Leandro Bacuna dan Juninho Bacuna dari Curaçao adalah satu dari tujuh pasang kakak-beradik yang berpartisipasi di Piala Dunia. Sebagai informasi, keduanya sama-sama lahir di Groningen, Belanda, dan memilih memperkuat The Blue Wave.


Main untuk Negara Berbeda

Pemain Timnas Prancis, Desire Doue, Marcus Thuram, Kylian Mbappe, Ousmane Dembele, Lucas Digne dan Rayan Cherki (kiri ke kanan) saat mengikuti sesi latihan di pusat pelatihan New England Revolution di Foxborough, Massachusetts, pada 25 Maret 202. Jelang perhelatan Piala Dunia 2026, Timnas Prancis bertemu Brasil di Stadion Gillette, Foxboro, Amerika Serikat. (Franck FIFE/AFP)

Ikatan paspor ganda hingga darah keturunan leluhur ini pada akhirnya turut merembet kepada pembahasan mengenai nama-nama pemain bersaudara yang kini justru memperkuat negara yang berbeda di Piala Dunia 2026.

Pemain Paris Saint-Germain, Desire Doue, menjadi bagian dari lini serang bertabur bintang Timnas Prancis. Sementara itu, kakaknya, Guela Doue, memilih menjadi bagian dari skuad Timnas Pantai Gading.

Ada pula kakak-beradik yang sama-sama berposisi sebagai bek tengah, yakni John Souttar dan Harry Souttar. Nama yang pertama memilih bermain untuk Skotlandia, sedangkan adiknya memperkuat Timnas Australia.

Adapun striker Athletic Bilbao, Nico Williams, memilih untuk mewakili Timnas Spanyol, sementara sang kakak, Inaki Williams, bermain untuk Ghana. Padahal, keduanya bermain untuk tim yang sama.

 


Kisah Menarik Lainnya

Para pemain Cape Verde merayakan kemenangan setelah pertandingan sepak bola Grup H Piala Dunia antara Spanyol dan Cape Verde di Atlanta, Selasa, 16 Juni 2026. (AP Photo/Erik S. Lesser)
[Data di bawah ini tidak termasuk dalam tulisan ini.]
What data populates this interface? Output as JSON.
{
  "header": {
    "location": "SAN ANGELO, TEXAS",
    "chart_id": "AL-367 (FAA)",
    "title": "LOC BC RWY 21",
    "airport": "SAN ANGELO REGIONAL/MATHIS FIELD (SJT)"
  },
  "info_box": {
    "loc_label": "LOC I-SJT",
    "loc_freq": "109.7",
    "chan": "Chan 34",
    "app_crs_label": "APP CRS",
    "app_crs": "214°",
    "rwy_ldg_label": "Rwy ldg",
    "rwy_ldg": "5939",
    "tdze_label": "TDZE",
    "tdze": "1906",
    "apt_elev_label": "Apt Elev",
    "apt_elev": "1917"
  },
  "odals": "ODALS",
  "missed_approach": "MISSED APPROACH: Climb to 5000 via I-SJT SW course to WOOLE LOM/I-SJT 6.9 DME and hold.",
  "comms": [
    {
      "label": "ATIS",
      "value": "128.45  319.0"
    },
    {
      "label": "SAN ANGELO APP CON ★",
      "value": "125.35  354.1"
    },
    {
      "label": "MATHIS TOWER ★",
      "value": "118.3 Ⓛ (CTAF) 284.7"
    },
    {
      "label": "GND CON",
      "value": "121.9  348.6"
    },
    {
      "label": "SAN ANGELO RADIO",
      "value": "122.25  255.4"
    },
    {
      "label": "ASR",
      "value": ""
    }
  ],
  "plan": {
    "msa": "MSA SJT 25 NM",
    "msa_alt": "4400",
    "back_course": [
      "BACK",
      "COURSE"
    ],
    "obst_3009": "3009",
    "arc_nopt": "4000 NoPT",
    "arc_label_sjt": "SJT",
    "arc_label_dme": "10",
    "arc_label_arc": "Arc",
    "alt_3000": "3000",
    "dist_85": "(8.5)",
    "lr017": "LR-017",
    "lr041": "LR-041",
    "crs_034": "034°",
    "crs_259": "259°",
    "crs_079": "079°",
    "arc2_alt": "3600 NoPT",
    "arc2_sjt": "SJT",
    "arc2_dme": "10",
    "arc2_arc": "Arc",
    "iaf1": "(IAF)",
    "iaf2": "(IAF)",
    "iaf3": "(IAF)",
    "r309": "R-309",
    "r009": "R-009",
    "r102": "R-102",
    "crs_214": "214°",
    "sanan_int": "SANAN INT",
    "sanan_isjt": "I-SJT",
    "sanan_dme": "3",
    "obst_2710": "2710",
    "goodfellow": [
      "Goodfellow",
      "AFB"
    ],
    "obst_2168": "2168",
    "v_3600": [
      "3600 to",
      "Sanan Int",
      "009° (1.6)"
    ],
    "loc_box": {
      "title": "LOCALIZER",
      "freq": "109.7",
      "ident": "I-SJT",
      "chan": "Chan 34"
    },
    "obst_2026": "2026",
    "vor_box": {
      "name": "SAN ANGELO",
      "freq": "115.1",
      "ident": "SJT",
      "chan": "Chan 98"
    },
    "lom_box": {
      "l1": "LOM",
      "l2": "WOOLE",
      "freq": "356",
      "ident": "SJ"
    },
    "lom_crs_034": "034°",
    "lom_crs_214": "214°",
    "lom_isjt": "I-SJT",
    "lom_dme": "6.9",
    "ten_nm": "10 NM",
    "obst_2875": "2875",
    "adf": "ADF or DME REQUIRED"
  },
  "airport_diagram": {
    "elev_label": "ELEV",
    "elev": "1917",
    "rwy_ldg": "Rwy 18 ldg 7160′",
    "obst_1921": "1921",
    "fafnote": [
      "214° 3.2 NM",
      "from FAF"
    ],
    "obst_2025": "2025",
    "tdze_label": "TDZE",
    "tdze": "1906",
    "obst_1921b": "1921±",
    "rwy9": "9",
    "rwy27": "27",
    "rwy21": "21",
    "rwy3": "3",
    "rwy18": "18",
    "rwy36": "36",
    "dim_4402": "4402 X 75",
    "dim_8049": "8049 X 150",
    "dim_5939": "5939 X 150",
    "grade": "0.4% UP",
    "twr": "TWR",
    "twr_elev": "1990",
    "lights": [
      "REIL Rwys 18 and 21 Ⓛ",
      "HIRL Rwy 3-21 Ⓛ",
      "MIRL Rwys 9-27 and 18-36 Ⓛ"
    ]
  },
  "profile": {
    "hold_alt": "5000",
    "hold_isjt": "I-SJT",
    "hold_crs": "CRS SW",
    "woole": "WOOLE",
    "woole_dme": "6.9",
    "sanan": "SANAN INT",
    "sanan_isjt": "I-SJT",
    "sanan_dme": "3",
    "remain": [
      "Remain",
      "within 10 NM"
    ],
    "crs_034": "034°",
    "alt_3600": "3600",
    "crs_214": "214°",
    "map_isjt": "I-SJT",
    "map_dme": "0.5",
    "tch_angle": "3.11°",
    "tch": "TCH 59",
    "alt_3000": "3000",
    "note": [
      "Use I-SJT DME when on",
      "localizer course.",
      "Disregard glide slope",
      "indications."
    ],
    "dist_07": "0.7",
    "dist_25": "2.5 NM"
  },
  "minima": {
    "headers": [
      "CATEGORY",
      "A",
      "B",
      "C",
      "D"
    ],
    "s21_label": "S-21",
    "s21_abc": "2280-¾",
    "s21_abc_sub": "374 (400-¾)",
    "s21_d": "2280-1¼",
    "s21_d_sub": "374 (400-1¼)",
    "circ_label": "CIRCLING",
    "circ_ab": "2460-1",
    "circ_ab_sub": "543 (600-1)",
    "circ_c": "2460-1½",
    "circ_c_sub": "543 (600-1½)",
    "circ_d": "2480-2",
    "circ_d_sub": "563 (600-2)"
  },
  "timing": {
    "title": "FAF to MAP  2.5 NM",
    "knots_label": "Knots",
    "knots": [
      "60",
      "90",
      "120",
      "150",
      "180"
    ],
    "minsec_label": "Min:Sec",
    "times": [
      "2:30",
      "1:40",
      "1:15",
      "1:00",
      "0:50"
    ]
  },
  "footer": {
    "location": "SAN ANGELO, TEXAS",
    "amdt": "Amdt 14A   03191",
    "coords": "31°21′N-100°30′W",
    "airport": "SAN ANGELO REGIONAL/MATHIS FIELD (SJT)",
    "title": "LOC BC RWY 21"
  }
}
Tanjung Verde telah menjadi kejutan di Piala Dunia 2026, dengan menahan imbang mantan juara dunia Spanyol dan Uruguay di dua pertandingan pertama fase grup. Di jantung pertahanan tim berjuluk Blue Sharks itu, ada Roberto 'Pico' Lopes.

Dia tercatat lahir di Dublin dari seorang ibu asal Irlandia dan ayah asal Tanjung Verde. Lopes kemudian direkrut melalui situs jejaring profesional LinkedIn, tetapi baru berhasil pada percobaan kedua.

Lopes sempat mengabaikan pesan pertama yang dikirim oleh pelatih saat itu, Rui Aguas, sembilan bulan sebelumnya. Karena pesan tersebut dikirim dalam bahasa Portugis, bahasa yang tidak dikuasai oleh bek tengah Shamrock Rovers tersebut.

Nestory Irankunda, yang mencetak gol pembuka Australia dalam kemenangan 2-0 atas Turki, lahir di sebuah kamp pengungsian di Tanzania. Orang tuanya berasal dari Burundi yang melarikan diri dari perang saudara. Kemudian, mereka pindah ke Perth saat pemain sayap Timnas Australia itu masih bayi.